De rest ging razendsnel, alsof ik een intraveneuze shot cafeïne had toegediend gekregen.
Dertig seconden later was het haar gespoeld, de cent tevoorschijn getoverd, de tand opgehaald en lag ik naast hem in bed. Ik hijgde een beetje. Hij merkte niets en fladderde weg. Nog dertig seconden later lag hij weer naast mij mét zijn cent.
En de tandenfee?
Die dutste moe, maar tevreden de lange, lange dag door.
Ken je dat gevoel? Als je zo moe bent dat je geen fut meer hebt om uit je zetel te komen. Als je honger hebt, maar niet tot aan je brooddoos raakt? Dorst, maar niet tot bij de ijskast komt? Slaap, maar je hoofd wil nog niet stil? Ken je dat gevoel? Vermenigvuldig het met duizend. Dan kom je dicht bij waar ik nu hang... Maar morgen wordt een schitterende dag!
Binnenkort verschijnt mijn nieuwste prentenboek bij Uitgeverij de Eenhoorn. Het heet "de Zesde Dag" en de illustraties zijn van Tom Schamp.
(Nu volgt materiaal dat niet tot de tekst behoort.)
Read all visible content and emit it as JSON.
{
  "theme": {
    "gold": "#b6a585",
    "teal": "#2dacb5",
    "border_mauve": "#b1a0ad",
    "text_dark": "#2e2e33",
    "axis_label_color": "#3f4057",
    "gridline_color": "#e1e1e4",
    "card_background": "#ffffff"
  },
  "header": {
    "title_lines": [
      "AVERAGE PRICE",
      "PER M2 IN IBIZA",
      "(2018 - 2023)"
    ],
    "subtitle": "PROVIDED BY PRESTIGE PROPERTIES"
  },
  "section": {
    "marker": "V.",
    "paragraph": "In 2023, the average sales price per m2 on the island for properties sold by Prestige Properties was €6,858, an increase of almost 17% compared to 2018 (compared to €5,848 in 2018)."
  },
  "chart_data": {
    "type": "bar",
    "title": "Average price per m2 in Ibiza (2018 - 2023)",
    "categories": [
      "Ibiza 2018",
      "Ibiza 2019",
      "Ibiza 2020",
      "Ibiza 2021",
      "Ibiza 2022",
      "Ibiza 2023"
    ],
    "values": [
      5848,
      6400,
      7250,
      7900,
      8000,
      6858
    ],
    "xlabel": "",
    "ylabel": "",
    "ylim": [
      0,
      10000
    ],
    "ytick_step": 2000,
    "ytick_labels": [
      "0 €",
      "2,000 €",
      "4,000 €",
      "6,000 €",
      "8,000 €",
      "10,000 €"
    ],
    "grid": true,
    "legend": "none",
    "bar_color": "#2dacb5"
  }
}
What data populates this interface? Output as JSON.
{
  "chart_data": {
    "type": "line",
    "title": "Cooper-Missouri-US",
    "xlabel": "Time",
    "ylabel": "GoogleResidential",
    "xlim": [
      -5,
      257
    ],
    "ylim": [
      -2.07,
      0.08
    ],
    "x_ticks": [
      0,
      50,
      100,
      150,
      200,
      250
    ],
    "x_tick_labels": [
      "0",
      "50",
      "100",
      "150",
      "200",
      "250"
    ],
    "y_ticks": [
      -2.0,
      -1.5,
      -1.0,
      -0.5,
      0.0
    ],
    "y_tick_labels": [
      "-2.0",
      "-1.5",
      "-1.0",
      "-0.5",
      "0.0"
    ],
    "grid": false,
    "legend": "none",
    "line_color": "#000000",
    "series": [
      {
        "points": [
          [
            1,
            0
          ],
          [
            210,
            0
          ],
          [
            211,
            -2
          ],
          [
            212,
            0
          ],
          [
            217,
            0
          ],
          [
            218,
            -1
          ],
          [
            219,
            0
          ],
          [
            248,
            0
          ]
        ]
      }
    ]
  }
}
En het is wondermooi, al zeg ik het zelf. Dit is de korte inhoud: Aan het eind van de vijfde dag ging God zitten. Hij wreef in zijn handen en dacht: Ik heb de voorbije dagen vreselijk hard gewerkt. Morgen ga ik lekker spelen. Op de zesde dag begint God vol enthousiasme een zandkasteel te bouwen. Maar er is niemand om zijn werk te bewonderen. En zo gaat het ook met Gods boomhut en de andere dingen die hij maakt. 'Ik heb geen vriendjes,' zegt God en hij besluit ze zelf te maken. Maar dat is niet zo eenvoudig! Benieuwd? Neem een kijkje op de website www.eenhoorn.be, of hou deze site in de gaten. We organiseren ongetwijfeld een knallende boekpresentatie!
Ik heb klassenlijsten vol exotische namen en groepen met alle mogelijke schakeringen van heel donker tot lichtbleek. Terwijl ik Engels geef, worden minstens drie andere talen gefluisterd en gegiecheld. Blauwe, zwarte, groene en bruine pretogen alom. Één ding hebben ze alvast gemeen: ze zijn jong en moeten naar school. De een met wat meer zin dan de ander. De ander met wat meer flair dan de een. Een met een jetlag achter de kiezen. Een ander met zon en henna in haar en handen. Dit is een fijne, uitdagende school. Meer valt daar niet over te zeggen. En wie iets ander beweert krijgt strafstudie!